The report notes that Africa leads the world in mobile money usage, with 781 million registered accounts recorded in 2022—an increase of 17 per cent year-on-year. That same year, $837 billion in mobile money transactions were processed on the continent, accounting for 66 per cent of global mobile money volume.
These platforms have enabled faster, cheaper cross-border transfers, particularly for small businesses and individuals, with remittance costs now averaging 3.5 per cent, down from the 8–12 per cent typically charged by banks.
Nonetheless, remittance costs in Africa remain the highest globally, ranging from 7.4 to 8.3 per cent. Only 55 per cent of African countries currently permit electronic Know-Your-Customer (e-KYC) procedures, forcing financial service providers to duplicate compliance processes across markets, the report said.
Forex-related challenges are another major barrier. Oui Capital estimates that Africa loses $5 billion annually due to weak forex liquidity, multiple currency conversions, and a lack of interoperable digital payment systems. Heavy dependence on offshore USD and EUR clearing mechanisms further complicates intra-African payments, especially in markets like Nigeria where forex policies are often inconsistent.

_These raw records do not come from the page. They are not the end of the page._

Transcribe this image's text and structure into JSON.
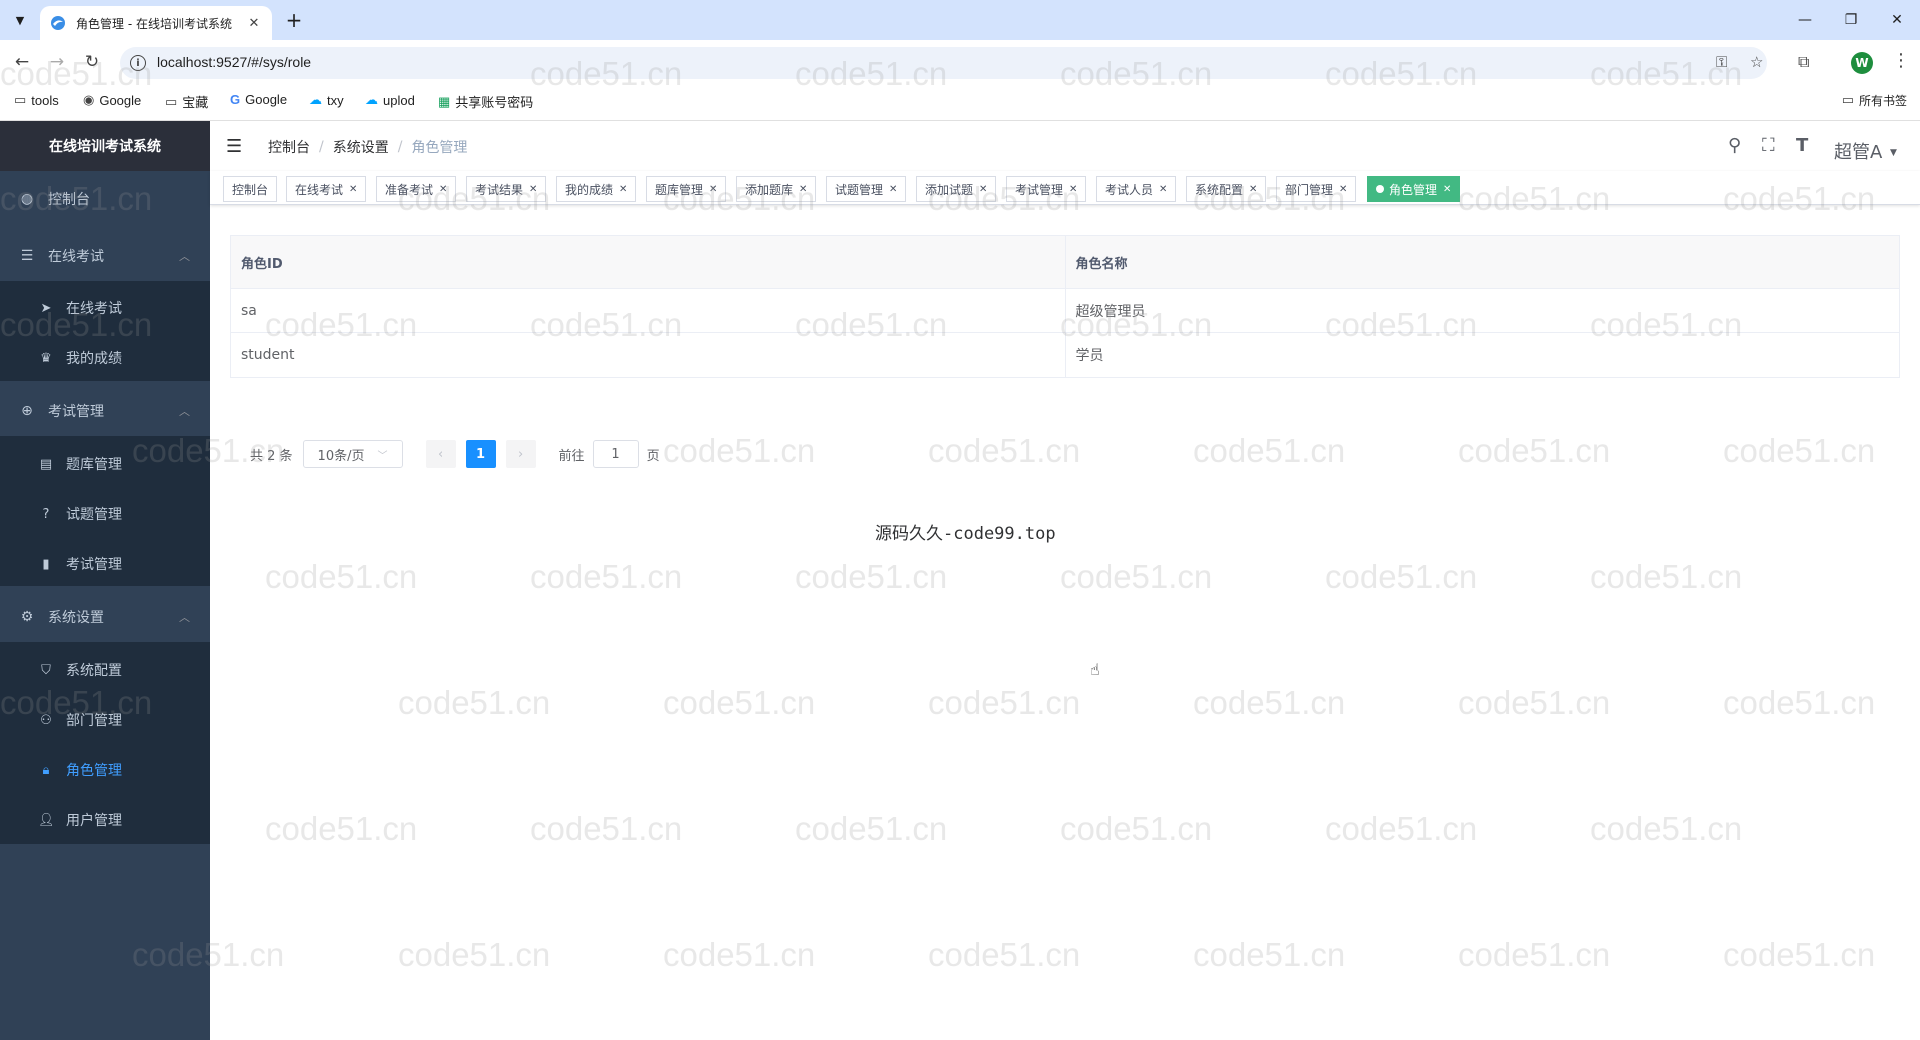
{
  "browser": {
    "tab_title": "角色管理 - 在线培训考试系统",
    "url": "localhost:9527/#/sys/role",
    "profile_initial": "W",
    "bookmarks": [
      "tools",
      "Google",
      "宝藏",
      "Google",
      "txy",
      "uplod",
      "共享账号密码"
    ],
    "all_bookmarks": "所有书签"
  },
  "sidebar": {
    "title": "在线培训考试系统",
    "dashboard": "控制台",
    "online_exam": {
      "label": "在线考试",
      "items": [
        "在线考试",
        "我的成绩"
      ]
    },
    "exam_manage": {
      "label": "考试管理",
      "items": [
        "题库管理",
        "试题管理",
        "考试管理"
      ]
    },
    "sys_settings": {
      "label": "系统设置",
      "items": [
        "系统配置",
        "部门管理",
        "角色管理",
        "用户管理"
      ]
    }
  },
  "navbar": {
    "breadcrumb": [
      "控制台",
      "系统设置",
      "角色管理"
    ],
    "user": "超管A"
  },
  "tags": [
    "控制台",
    "在线考试",
    "准备考试",
    "考试结果",
    "我的成绩",
    "题库管理",
    "添加题库",
    "试题管理",
    "添加试题",
    "考试管理",
    "考试人员",
    "系统配置",
    "部门管理",
    "角色管理"
  ],
  "table": {
    "headers": [
      "角色ID",
      "角色名称"
    ],
    "rows": [
      [
        "sa",
        "超级管理员"
      ],
      [
        "student",
        "学员"
      ]
    ]
  },
  "pagination": {
    "total": "共 2 条",
    "page_size": "10条/页",
    "current_page": "1",
    "goto_label": "前往",
    "goto_value": "1",
    "page_suffix": "页"
  },
  "footer": "源码久久-code99.top",
  "watermark": "code51.cn"
}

The report identifies several opportunities to unlock value and reduce inefficiencies. Improving interoperability among mobile money systems could save as much as $5 billion annually. API-driven infrastructure and reliable digital rails are essential to ensuring seamless cross-border transactions. Emerging technologies such as stablecoins and cryptocurrencies could reduce transaction fees by up to 60 per cent while enabling faster, decentralised settlements.

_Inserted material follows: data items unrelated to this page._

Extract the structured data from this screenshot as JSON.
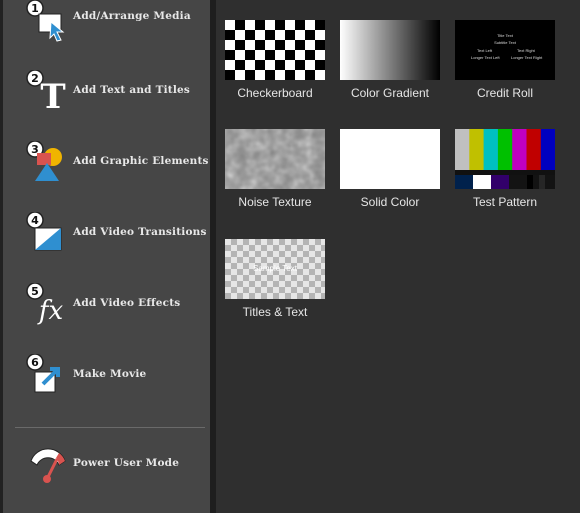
{
  "sidebar": {
    "steps": [
      {
        "num": "1",
        "label": "Add/Arrange Media"
      },
      {
        "num": "2",
        "label": "Add Text and Titles"
      },
      {
        "num": "3",
        "label": "Add Graphic Elements"
      },
      {
        "num": "4",
        "label": "Add Video Transitions"
      },
      {
        "num": "5",
        "label": "Add Video Effects"
      },
      {
        "num": "6",
        "label": "Make Movie"
      }
    ],
    "power_user": {
      "label": "Power User Mode"
    }
  },
  "tiles": [
    {
      "caption": "Checkerboard"
    },
    {
      "caption": "Color Gradient"
    },
    {
      "caption": "Credit Roll",
      "preview": {
        "title": "Title Text",
        "subtitle": "Subtitle Text",
        "left": "Text Left",
        "right": "Text Right",
        "long_left": "Longer Text Left",
        "long_right": "Longer Text Right"
      }
    },
    {
      "caption": "Noise Texture"
    },
    {
      "caption": "Solid Color"
    },
    {
      "caption": "Test Pattern"
    },
    {
      "caption": "Titles & Text",
      "preview": {
        "sample": "Sample Text"
      }
    }
  ],
  "colors": {
    "sidebar_bg": "#464646",
    "main_bg": "#2f2f2f",
    "accent_blue": "#2f8fd0",
    "accent_red": "#d9534f"
  }
}
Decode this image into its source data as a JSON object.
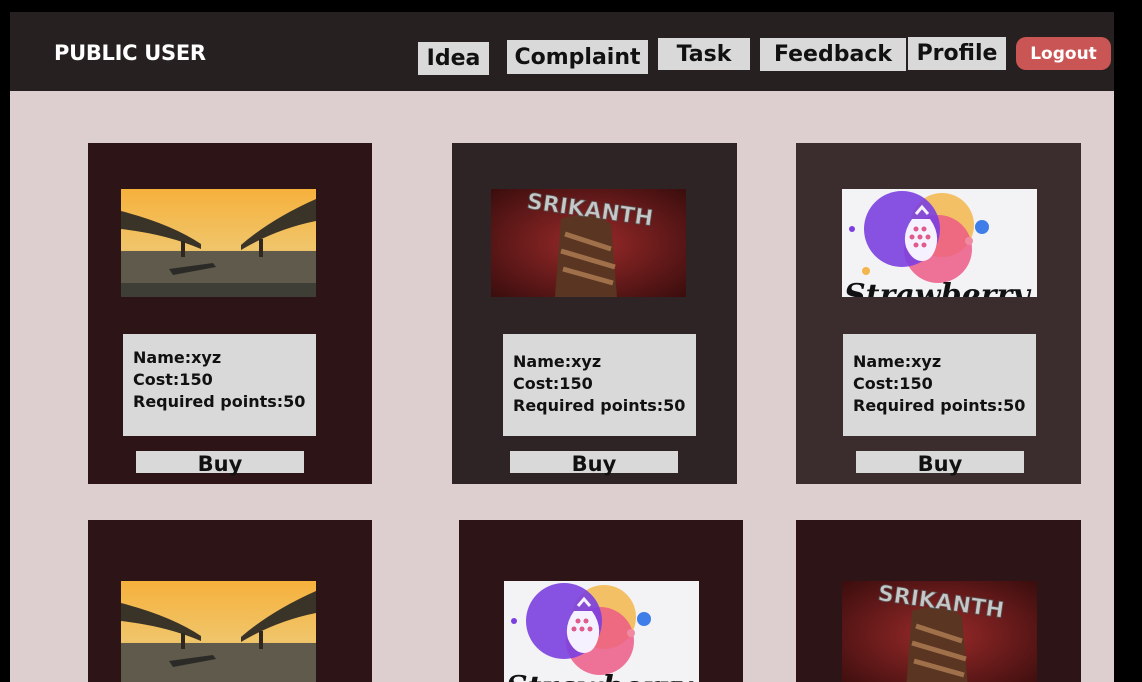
{
  "header": {
    "title": "PUBLIC USER",
    "nav": {
      "idea": "Idea",
      "complaint": "Complaint",
      "task": "Task",
      "feedback": "Feedback",
      "profile": "Profile"
    },
    "logout": "Logout"
  },
  "colors": {
    "topbar": "#262020",
    "page_background": "#ddcfcf",
    "card_dark_red": "#2d1416",
    "card_dark_brown": "#2e2425",
    "card_brown": "#3b2c2d",
    "logout": "#c95555",
    "box_gray": "#d9d9d9"
  },
  "products": [
    {
      "image": "bridge-photo",
      "name": "Name:xyz",
      "cost": "Cost:150",
      "points": "Required points:50",
      "buy": "Buy"
    },
    {
      "image": "srikanth-logo",
      "image_text": "SRIKANTH",
      "name": "Name:xyz",
      "cost": "Cost:150",
      "points": "Required points:50",
      "buy": "Buy"
    },
    {
      "image": "strawberry-logo",
      "image_text": "Strawberry",
      "name": "Name:xyz",
      "cost": "Cost:150",
      "points": "Required points:50",
      "buy": "Buy"
    },
    {
      "image": "bridge-photo"
    },
    {
      "image": "strawberry-logo",
      "image_text": "Strawberry"
    },
    {
      "image": "srikanth-logo",
      "image_text": "SRIKANTH"
    }
  ]
}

Additionally, establishing regional decentralised FX exchanges could stabilise rates, lower conversion costs, and enhance intra-African commerce.
The release of the Oui Capital report coincides with growing interest in the Pan-African Payment and Settlement System (PAPSS), launched in 2022 by Afreximbank in collaboration with the African Union and the AfCFTA Secretariat.
Designed to streamline cross-border transactions across Africa, PAPSS allows payments in local currencies, cutting reliance on third-party currencies like the U.S. dollar and supporting the goals of the African Continental Free Trade Area.
So far, 22 Nigerian commercial banks have joined the PAPSS platform, signalling strong momentum toward a more unified and efficient African payments landscape.